While diving: When feeling ear discomfort during descent, you should stop descending and attempt equalization. If needed, ascend a few feet to enable equalization. If equalization cannot be achieved, you should safely end the dive.
First aid: When feeling fullness in one’s ears after diving, abstain from further diving. Use a nasal decongestant spray or drops. This will reduce the swelling of nasal mucosa and Eustachian tube mucosa, which may help to open the Eustachian tube and drain the fluid from the middle ear. Do not put any drops in your ear.

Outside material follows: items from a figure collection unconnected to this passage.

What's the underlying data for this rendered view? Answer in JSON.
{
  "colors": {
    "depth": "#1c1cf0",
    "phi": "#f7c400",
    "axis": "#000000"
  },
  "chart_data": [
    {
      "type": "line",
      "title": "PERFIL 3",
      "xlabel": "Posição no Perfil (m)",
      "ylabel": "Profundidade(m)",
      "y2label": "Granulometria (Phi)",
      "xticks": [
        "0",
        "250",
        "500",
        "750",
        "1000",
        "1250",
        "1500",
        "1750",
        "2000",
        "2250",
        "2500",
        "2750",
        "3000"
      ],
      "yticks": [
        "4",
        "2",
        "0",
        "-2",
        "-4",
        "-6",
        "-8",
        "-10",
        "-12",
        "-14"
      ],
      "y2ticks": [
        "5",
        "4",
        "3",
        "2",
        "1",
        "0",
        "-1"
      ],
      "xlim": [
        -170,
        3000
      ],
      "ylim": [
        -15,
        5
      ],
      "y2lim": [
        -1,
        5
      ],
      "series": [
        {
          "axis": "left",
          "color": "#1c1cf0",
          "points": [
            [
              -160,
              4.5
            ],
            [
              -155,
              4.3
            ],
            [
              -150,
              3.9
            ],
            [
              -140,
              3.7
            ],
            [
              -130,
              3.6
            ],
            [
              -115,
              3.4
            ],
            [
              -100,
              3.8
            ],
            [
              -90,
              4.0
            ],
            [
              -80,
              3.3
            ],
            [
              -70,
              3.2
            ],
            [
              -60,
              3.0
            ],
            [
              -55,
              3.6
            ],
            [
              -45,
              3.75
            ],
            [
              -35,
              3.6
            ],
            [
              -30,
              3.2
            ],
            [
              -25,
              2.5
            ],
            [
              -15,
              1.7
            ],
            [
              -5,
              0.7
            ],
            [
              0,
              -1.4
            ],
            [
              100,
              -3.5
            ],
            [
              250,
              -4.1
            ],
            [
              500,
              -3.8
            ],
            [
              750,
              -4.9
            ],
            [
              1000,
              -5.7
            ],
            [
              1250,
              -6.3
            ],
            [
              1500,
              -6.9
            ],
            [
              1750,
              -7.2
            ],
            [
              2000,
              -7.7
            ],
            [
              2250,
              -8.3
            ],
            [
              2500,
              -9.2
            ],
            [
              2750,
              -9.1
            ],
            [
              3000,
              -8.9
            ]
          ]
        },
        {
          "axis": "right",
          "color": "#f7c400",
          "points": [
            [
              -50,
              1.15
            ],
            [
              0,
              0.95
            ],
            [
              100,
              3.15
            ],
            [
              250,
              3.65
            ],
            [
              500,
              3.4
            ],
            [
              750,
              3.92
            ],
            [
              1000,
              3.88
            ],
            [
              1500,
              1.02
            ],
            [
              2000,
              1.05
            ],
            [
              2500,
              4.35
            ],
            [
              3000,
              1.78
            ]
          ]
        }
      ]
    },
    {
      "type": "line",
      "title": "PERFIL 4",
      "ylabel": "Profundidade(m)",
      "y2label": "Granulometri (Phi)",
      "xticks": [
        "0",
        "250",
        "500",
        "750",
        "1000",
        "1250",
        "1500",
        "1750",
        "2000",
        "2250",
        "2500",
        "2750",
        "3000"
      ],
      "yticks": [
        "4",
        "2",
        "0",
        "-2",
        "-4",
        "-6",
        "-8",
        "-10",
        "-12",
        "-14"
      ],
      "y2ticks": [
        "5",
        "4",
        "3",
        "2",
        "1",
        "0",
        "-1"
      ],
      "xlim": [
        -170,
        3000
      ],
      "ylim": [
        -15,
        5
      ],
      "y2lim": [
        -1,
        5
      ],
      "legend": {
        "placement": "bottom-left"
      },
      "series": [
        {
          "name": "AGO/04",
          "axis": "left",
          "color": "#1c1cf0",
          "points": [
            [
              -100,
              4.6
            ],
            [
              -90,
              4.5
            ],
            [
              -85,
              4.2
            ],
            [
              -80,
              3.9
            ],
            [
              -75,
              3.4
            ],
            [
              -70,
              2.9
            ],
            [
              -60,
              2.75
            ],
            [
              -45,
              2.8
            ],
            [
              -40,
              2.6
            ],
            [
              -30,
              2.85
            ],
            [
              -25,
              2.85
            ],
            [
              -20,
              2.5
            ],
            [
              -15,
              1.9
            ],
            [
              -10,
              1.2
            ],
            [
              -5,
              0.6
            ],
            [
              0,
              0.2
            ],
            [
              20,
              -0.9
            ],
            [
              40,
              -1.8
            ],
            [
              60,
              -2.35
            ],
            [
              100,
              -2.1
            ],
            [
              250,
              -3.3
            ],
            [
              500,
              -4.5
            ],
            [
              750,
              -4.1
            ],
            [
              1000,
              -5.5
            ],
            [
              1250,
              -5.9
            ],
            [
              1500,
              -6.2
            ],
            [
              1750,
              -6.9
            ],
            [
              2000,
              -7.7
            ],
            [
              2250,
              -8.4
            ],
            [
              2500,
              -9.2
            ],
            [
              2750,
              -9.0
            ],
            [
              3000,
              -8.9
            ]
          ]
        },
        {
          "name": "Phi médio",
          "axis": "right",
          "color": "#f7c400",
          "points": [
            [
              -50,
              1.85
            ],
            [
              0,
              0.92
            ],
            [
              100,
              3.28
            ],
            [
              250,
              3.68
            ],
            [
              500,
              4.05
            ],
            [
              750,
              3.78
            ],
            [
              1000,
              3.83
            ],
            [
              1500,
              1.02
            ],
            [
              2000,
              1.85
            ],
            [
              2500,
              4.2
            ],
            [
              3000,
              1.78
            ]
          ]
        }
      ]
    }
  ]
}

Treatment: Seek a physician evaluation if fluid or blood discharge from the ear canal is present or if ear pain and fullness lasts more than a few hours. If vertigo and dizziness are present, which may be a symptom of inner-ear barotrauma, you should seek an urgent evaluation. Severe vertigo and nausea after diving require emergency medical care.
Fitness to Dive
Return to diving may be considered if a physician determines that the injury is healed and the Eustachian tube is functional.
– Do not dive with congestion or cold.
– Descend slowly. If unable to equalize after a few attempts, safely end the dive to avoid significant injury that may prevent you from diving the rest of the week.